Have a look at the following table, which depicts a hypothetic parsed
worksheet. Be columns Path1 and Path2 declared grouping columns in
this order:

i	Path1	Path2	PropA	PropB
1	G1	GG1	Hello	3.14
2	G2	GG1	abc	1
3		G1	World	2.71
4	G3	GG1	foo	-1
5	G1		x	0.99
6	G3	GG2	bar	99

In this example row objects i=1, i=3 and i=5 reside in the same group G1
(i=1 in a nested subgroup GG1 of G1), which is a child of the root
group, the worksheet object. Its siblings are G2 and G3. Row objects
i=1 and i=5 make the reference to group G1 in column Path1, while row
object i=3 makes the reference to the same group in column Path2. The
sort configuration for group G1 and its siblings needs to be taken from
two different columns' attributes - and can easily be contradictory.

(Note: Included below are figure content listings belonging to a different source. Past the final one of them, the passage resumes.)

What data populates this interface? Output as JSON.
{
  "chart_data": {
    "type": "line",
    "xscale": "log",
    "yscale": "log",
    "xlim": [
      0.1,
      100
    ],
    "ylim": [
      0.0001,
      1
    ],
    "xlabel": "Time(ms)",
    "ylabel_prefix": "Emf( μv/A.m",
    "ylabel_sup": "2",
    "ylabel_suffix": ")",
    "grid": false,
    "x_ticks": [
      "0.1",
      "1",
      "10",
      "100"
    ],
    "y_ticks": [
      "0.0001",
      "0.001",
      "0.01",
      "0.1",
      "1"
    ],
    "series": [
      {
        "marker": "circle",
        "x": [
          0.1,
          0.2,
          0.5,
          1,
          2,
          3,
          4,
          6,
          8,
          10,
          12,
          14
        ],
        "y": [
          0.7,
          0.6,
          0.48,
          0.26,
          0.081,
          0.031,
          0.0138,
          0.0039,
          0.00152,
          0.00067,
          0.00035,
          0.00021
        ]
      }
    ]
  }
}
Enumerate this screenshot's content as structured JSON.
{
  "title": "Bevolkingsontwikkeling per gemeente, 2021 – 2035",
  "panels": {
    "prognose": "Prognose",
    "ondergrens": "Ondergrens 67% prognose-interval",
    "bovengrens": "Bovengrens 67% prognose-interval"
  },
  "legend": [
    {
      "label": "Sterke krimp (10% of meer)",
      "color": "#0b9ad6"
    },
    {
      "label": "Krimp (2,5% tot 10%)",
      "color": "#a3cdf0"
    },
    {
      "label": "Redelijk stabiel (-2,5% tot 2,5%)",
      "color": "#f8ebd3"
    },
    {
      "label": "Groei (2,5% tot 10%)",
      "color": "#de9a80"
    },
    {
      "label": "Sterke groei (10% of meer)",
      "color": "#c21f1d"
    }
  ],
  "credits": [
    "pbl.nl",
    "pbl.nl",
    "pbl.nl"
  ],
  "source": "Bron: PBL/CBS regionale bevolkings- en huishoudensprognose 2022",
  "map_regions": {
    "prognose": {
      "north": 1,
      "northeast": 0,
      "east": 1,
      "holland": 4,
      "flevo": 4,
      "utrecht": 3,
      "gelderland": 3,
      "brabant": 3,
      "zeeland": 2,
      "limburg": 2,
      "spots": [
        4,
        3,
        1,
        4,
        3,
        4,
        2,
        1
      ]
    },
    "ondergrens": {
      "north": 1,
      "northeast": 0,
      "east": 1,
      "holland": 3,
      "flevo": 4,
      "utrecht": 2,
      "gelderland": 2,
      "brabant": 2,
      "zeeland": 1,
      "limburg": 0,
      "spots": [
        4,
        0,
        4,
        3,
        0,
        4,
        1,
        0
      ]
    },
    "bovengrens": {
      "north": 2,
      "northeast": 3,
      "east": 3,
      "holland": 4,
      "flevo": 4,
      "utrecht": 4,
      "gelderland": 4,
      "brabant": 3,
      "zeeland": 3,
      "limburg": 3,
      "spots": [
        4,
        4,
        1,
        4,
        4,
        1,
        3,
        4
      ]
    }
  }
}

This is resolved by the simple rule, that successfully running
excelExporter requires unambiguous configuration of sorting of groups. The
application run is otherwise aborted with error message and no output
shall be generated.

For our example it would mean to either specify the same sorting for both
columns Path1 and Path2 on the command line or to move the cell
contents "G1" in row i=3 from column Path2 to column Path1. Note,
while the latter has no impact on the grouping structure of the data model
will it alter the properties of row object i=3, which can be painful in a
real application with more meaningful column titles.

Sorting row objects

The row objects, which are owned by a group (which is the root container
representing the entire worksheet in simple cases), can be sorted, too.
This relates to the order of elements in the data model fields
<group.rowAry>.

The row objects are sorted with respect to the values of their properties.
Since properties are related to or constituted by columns is it natural to
find the sorting configuration again in the columns' attributes. Actually,
the same command line argument --sort-order-of-column is applied, this
time to one or more columns, which are not grouping columns.

If command line argument --sort-order-of-column is applied to a single
property column then the row objects will be sorted according to their
values of the property, which relates to that column.

Sorting of row objects is generally done in all the groups. It is
generally impossible to specify the sort order of row objects on a per
group base. All groups from a worksheet will always use the same sort
configuration. Different worksheets can have different column attributes
and can consequently use differing sort configurations.

Prioritized sorting

Row objects can have several properties constituted by several columns.
All of these can be specified to do sorting. All sorted columns get a
priority; the priority can either be set explicitly with command line
argument --sort-priority-of-column or it is determined by the order of
appearance of the column attributes specification on the command line:
columns specified earlier get the higher priority.

If sorting is done according to more than one property then the row
objects are basically sorted according to the values of the property with
highest priority; only those row objects, which have the same property
value will be decided according to the sorting property with next lower
priority.

Prioritized sorting of row objects is demonstrated in sample sortedTable.